Dear Editor
This large-scale study provides critical insights into shifts in cardiovascular disease (CVD) patterns, highlighting both progress in prevention and emerging public health challenges.
The study’s findings on the 19% overall decline in CVD incidence, particularly the 30% reduction in coronary heart disease (CHD) and stroke, are promising. However, the simultaneous increase in arrhythmias, valvular diseases, and thromboembolic disorders is concerning, suggesting a shifting burden of cardiovascular conditions rather than an absolute decline. Furthermore, the plateau in CHD reductions among younger individuals raises concerns about the impact of rising obesity and type 2 diabetes rates in this population.
Despite its strengths, the study has several limitations:
1. Reliance on Electronic Health Records (EHRs): While the dataset is large, coding inaccuracies and underdiagnosis may impact the precision of trends, especially for conditions like heart failure and peripheral artery disease.
2. Lack of Granular Risk Factor Data: The study does not fully account for changes in lifestyle factors (e.g., diet, physical activity, smoking), making it difficult to attribute trends to specific preventive measures.
3. Limited Consideration of Ethnic and Regional Variations: Given the diverse UK population, regional and ethnic subgroup analyses could have provided valuable insights into health disparities.
4. Shorter Follow-Up for Recent Years: Incidence estimates from more recent years (2018–2019) may be less reliable due to incomplete data capture.
To build on these findings, future research should:
• Enhance data linkage by integrating EHRs with lifestyle surveys and biomarker data to better assess risk factor contributions.
• Perform stratified analyses to evaluate how CVD trends vary by ethnicity, geography, and socioeconomic status.

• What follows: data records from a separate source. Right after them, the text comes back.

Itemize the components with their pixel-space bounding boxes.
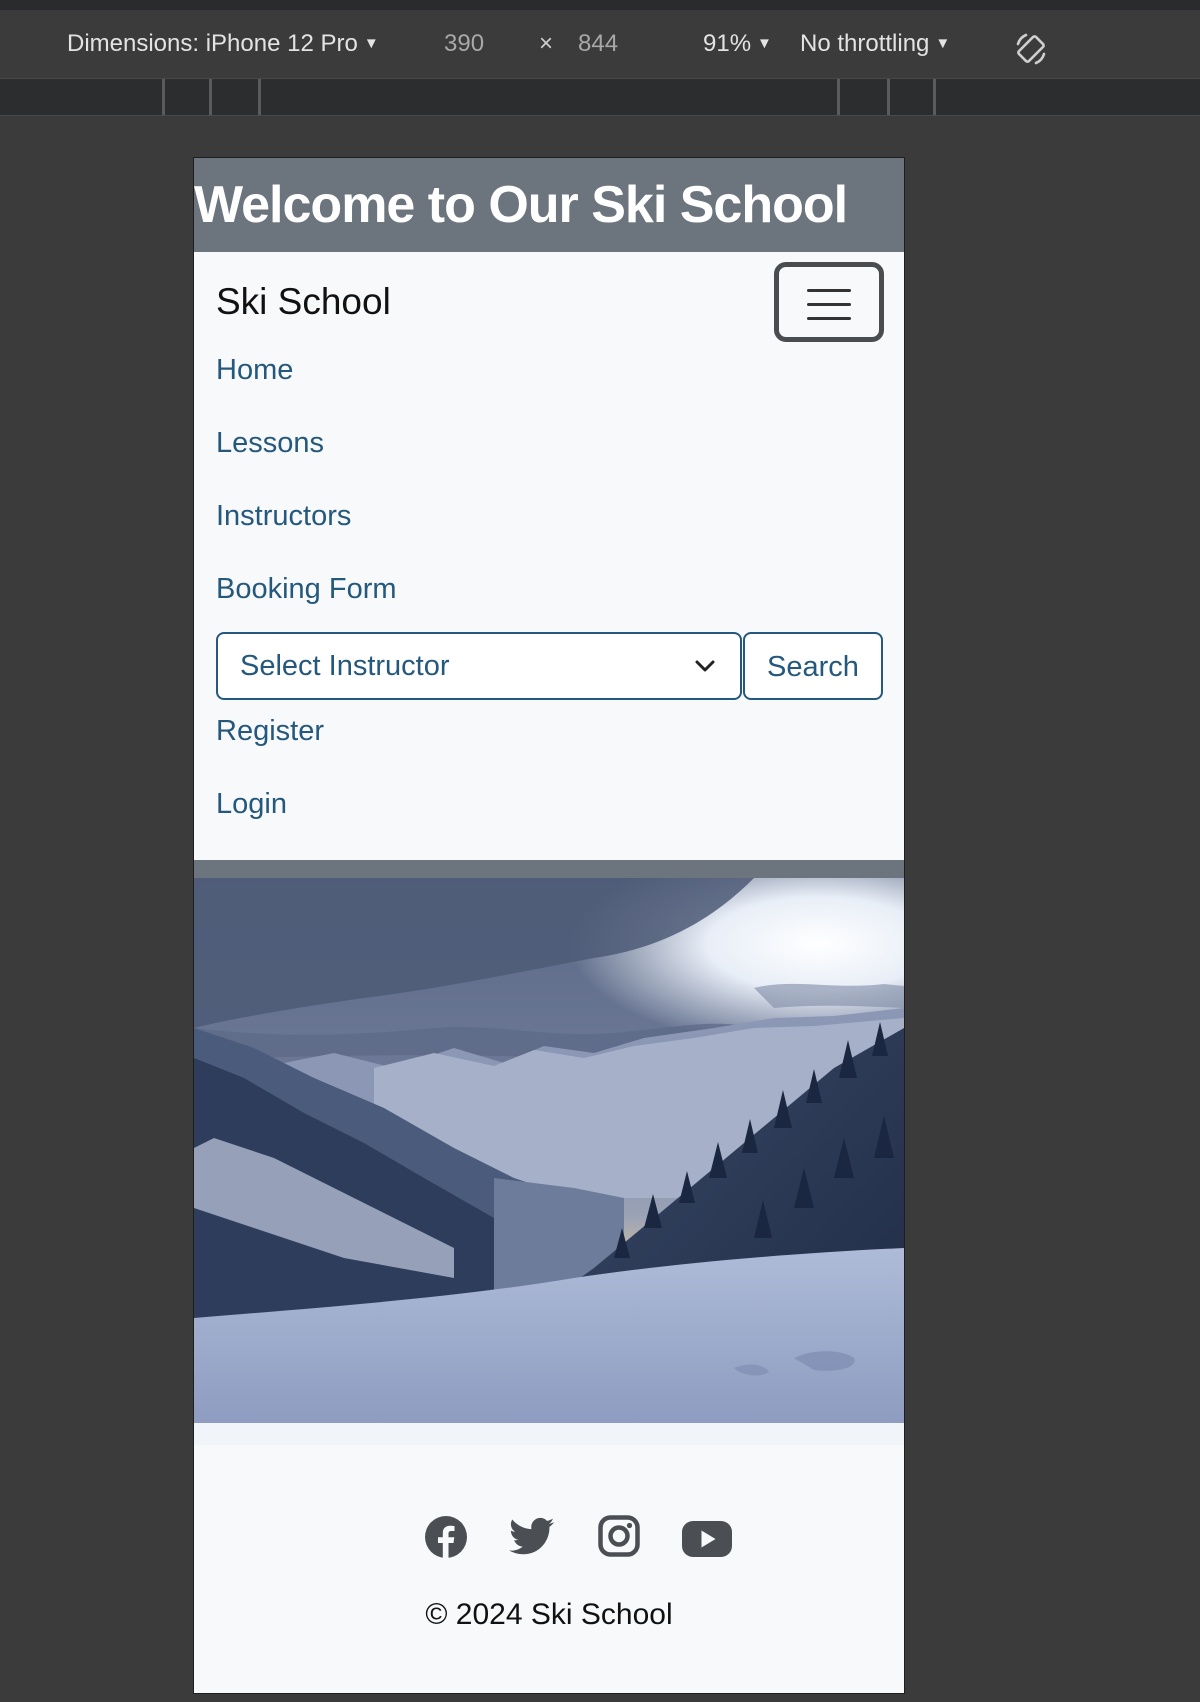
instructor-select[interactable]: Select Instructor [216, 632, 742, 700]
throttling-label: No throttling [800, 30, 930, 57]
dropdown-caret-icon: ▼ [363, 35, 379, 52]
hero-image [194, 878, 904, 1423]
ruler-tick [209, 79, 212, 115]
chevron-down-icon [695, 660, 715, 672]
device-toolbar: Dimensions: iPhone 12 Pro ▼ 390 × 844 91%… [0, 10, 1200, 79]
media-query-ruler [0, 79, 1200, 116]
navbar: Ski School Home Lessons Instructors Book… [194, 252, 904, 860]
nav-link-instructors[interactable]: Instructors [216, 496, 351, 536]
nav-link-booking-form[interactable]: Booking Form [216, 569, 397, 609]
nav-link-login[interactable]: Login [216, 784, 287, 824]
device-viewport: Welcome to Our Ski School Ski School Hom… [194, 158, 904, 1693]
copyright-text: © 2024 Ski School [425, 1598, 673, 1631]
nav-link-lessons[interactable]: Lessons [216, 423, 324, 463]
height-input[interactable]: 844 [578, 10, 618, 78]
search-button[interactable]: Search [743, 632, 883, 700]
dropdown-caret-icon: ▼ [757, 35, 772, 52]
section-divider [194, 860, 904, 878]
ruler-tick [837, 79, 840, 115]
throttling-dropdown[interactable]: No throttling ▼ [800, 10, 950, 78]
ruler-tick [162, 79, 165, 115]
rotate-icon[interactable] [1012, 30, 1050, 68]
instructor-search-form: Select Instructor Search [216, 632, 883, 700]
facebook-icon[interactable] [424, 1515, 468, 1559]
devtools-top-strip [0, 0, 1200, 10]
twitter-icon[interactable] [509, 1517, 555, 1557]
page-title: Welcome to Our Ski School [194, 158, 904, 252]
instructor-select-value: Select Instructor [240, 650, 450, 682]
device-dimensions-dropdown[interactable]: Dimensions: iPhone 12 Pro ▼ [67, 10, 379, 78]
ruler-tick [933, 79, 936, 115]
zoom-label: 91% [703, 30, 752, 57]
dropdown-caret-icon: ▼ [935, 35, 951, 52]
navbar-brand[interactable]: Ski School [216, 278, 391, 326]
ruler-tick [887, 79, 890, 115]
times-icon: × [539, 30, 554, 57]
zoom-dropdown[interactable]: 91% ▼ [703, 10, 772, 78]
youtube-icon[interactable] [682, 1521, 732, 1557]
footer: © 2024 Ski School [194, 1445, 904, 1693]
device-dimensions-label: Dimensions: iPhone 12 Pro [67, 30, 358, 57]
ruler-tick [258, 79, 261, 115]
nav-link-register[interactable]: Register [216, 711, 324, 751]
width-input[interactable]: 390 [444, 10, 484, 78]
nav-link-home[interactable]: Home [216, 350, 293, 390]
footer-spacer [194, 1423, 904, 1445]
navbar-toggler-button[interactable] [774, 262, 884, 342]
instagram-icon[interactable] [598, 1515, 640, 1557]
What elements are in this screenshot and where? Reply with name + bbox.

• Examine long-term outcomes by linking incidence data to hospital admissions and mortality records, ensuring a more comprehensive assessment of disease burden.
• Assess the impact of healthcare policies to identify interventions that have contributed to observed trends, such as statin use, hypertension control, and smoking cessation efforts.
This study underscores the evolving nature of CVD in the UK, highlighting both progress and ongoing challenges. While atherosclerotic disease incidence has declined, rising rates of non-ischemic conditions and persistent health disparities require urgent attention. Future research should adopt a more holistic approach, integrating lifestyle, socioeconomic, and healthcare policy factors to inform more targeted prevention strategies.
Competing interests: No competing interests
Re: Approaches to children’s smartphone and social media use must go beyond bans
Dear Editor
In their initial study Goodyear et al recognise that there is an association between higher levels of time spent on smartphones and worse levels of mental health, sleep and educational achievement, yet state that smartphone bans in schools don’t work. In the latest study, this is expanded and in addition bans and age restrictions are just “stop gaps”.
The smoking ban is discussed as effective for where there is good evidence that a harmful substance causes extensive and clear-cut harms and that the harms outweigh the benefits. With the growing evidence of rates of worsening mental health, climbing rates of selfharm and suicide and eating disorders, I would agree that this is exactly the type of ban we need – specific restrictions, clear age restriction and health warnings visible on the product.
In addition, Goodyear refers to the use of seatbelts in cars as a successful public health response. I would totally agree. To drive a car an individual must be of a responsible age, with training with legislated safety features used. To drive without these the individual faces penalties and legal consequences due to the risk of harm to self and others. Apply this to smartphones, where a child can currently access harmful pornography or self-harm content which may harm their mental, development and physical health and compare to the seatbelt analogy – an older teen who has been suitably protected and educated about online risks and is able to navigate their smartphone safely at the right age, who does not face these risks due to age-appropriate access, education and safety restrictions.
Goodyear appears to suggest that social media is a life skill – whilst technology and digital literacy is clearly required, social media is not and allowing access to platforms which perpetuate self-harm and suicide content is of no benefit to a developing child.
Finally, using the rights-based approach only re-iterates weak arguments. The clear message from the UNCRC states that children have the right to be protected from sexual exploitation and abuse, protected from mental or physical violence and supported in recovery from harm. The current online set up is failing our children and is in direct contravention to the UNRCR.